I don’t think there’s much cause for concern for either player at this point — they’re clearly shaking off rust and there will be numerous opportunities for match minutes in the upcoming days. But Spurs will need them healthy and at peak performance this season if they are going to have success. Based on this match, they both have a ways to go.
3. Davinson Sanchez is still not a right back.
Mauricio Pochettino promised Spurs fans rotation for this match, and we got it. Mauricio Pochettino left Danny Rose & Serge Aurier in London and Walker-Peters on the bench, meaning that once again he’d need to get creative at the right back position. The pre-match starting lineup included Jan Vertonghen, Toby Alderweireld, and Davinson Sanchez, which that led many to speculate that Pochettino would turn to Alderweireld wide right, a role he has played well for Belgium in the past.
Instead, he tapped Davinson Sanchez to reprise the role he did — poorly — against Arsenal. It went about as well as expected. Sanchez looked way out of his depth again when asked to play out of position, though it should be noted that he improved when asked to play more conservatively in the second half.
It’s not his fault, really — Sanchez looked pretty good when asked to do “central defendery” things and bad when asked to do “right backy” things, which makes a lot of sense, since he’s not a right back. Still, it’s curious that Poch decided to go back to this particular well when Eric Dier is still languishing on the bench and KWP presumably fit enough for at least a cameo. I can understand Pochettino being conservative and protective of both Walker-Peters’ and Auriers’ health statuses, but the right back position is going to continue to be a problem until a settled rotation is established.
4. It may be time to start worrying about Harry Kane.
Over the past several years we’ve gotten used to World Football Superstar Harry Kane — the guy who can create his own shot with a half-step of space, who makes opposition defenders look silly, and who has the awareness to drop deep and find open teammates when the tactics dictate while still dominating the offense. What we’re seeing now is not that guy. In fact, Kane doesn’t seem to be the same kind of player since he came back from his ankle injury at the end of last season.
That’s not to say that he’s not still a very good player, because he most certainly is.

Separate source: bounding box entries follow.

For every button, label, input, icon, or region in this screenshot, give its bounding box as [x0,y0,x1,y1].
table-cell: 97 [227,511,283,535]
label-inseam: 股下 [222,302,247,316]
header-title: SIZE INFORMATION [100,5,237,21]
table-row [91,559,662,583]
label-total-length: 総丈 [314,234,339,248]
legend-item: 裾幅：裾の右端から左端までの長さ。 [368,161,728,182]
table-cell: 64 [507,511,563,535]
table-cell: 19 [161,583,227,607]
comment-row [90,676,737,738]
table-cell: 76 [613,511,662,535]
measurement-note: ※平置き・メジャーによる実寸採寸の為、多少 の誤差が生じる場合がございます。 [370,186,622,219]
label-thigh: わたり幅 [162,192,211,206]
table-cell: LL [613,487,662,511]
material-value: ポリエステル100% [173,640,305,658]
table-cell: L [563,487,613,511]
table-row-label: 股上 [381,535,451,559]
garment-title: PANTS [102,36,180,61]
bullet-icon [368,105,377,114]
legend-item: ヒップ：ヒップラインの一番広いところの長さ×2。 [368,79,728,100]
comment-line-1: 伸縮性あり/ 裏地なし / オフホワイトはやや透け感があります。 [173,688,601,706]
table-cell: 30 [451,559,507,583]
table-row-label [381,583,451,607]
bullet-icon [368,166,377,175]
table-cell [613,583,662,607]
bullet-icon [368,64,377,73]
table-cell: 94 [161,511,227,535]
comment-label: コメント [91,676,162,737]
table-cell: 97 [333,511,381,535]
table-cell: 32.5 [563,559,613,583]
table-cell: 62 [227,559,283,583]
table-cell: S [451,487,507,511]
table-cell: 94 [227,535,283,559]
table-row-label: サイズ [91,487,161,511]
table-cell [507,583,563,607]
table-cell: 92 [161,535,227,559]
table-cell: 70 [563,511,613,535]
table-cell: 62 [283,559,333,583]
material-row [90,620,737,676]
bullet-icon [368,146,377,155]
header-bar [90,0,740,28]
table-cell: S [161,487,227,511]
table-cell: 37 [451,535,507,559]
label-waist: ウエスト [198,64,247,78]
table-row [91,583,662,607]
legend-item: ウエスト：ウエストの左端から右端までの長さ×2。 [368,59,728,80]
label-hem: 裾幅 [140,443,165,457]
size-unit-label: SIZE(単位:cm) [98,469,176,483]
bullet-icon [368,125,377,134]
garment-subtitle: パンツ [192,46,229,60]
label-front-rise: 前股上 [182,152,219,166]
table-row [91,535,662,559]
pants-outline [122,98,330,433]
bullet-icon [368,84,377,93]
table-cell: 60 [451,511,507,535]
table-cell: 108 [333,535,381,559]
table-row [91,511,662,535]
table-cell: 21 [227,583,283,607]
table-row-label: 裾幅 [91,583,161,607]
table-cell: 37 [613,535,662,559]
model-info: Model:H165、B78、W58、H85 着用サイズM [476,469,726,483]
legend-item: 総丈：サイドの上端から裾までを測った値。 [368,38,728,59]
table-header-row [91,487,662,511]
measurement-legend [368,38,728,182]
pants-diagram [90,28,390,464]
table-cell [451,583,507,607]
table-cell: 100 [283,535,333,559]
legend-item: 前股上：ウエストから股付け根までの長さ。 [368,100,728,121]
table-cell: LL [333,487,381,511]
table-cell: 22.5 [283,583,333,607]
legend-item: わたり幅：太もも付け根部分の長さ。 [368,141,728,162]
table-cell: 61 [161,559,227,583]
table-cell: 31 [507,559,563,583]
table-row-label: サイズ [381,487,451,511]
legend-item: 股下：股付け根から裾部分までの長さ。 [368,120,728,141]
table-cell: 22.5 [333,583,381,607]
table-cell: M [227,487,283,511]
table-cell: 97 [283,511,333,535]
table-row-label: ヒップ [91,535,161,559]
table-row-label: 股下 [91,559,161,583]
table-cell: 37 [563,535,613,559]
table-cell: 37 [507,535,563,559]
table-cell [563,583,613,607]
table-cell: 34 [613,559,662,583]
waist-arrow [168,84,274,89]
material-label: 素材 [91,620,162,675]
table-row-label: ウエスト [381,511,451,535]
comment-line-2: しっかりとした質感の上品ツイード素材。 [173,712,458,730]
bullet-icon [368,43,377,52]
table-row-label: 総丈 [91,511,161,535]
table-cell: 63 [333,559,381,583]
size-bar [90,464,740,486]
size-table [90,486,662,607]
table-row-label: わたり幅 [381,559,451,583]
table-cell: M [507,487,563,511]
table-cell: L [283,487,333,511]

Even last season an injury-ravaged Kane averaged 0.6 xG+xA/90 (more than a goal or assist every other match), a pretty good statistic for Not Harry Kane. The problem is we’re expecting Harry Kane, not Not Harry Kane, and at least this season something definitely seems off. Against Olympiacos, Kane had just four shots, three in the second half, two of them blocked, and one of them his penalty. Four days earlier against Crystal Palace he had just one shot in a 4-0 win.
The concern is that thanks to his frequent ankle injuries Kane may have lost a half-step of pace or a touch of his explosive mobility that made him so dangerous earlier in his career. If so, that takes him down from a legitimate world class striker to “merely” a very good striker. That’s still good! But considering how important Kane is to Tottenham’s offense, it’s also worrisome.
It’s too early to make sweeping generalizations yet — Kane looked good for England over the international break and has had matches for Spurs already this season where he looks more like his “old self.” And to be fair Kane looked a lot more “Harry Kane” in the last 20 minutes of the Olympiacos match. It could be an anomaly that will resolve itself with time, or it could be that as he ages Kane can morph into a slightly tweaked role that will emphasize the things he still does very, very well (hello, support striker? No. 10?). But if you want something to keep you up at night, it’s this: Kane just doesn’t look quite right at the moment.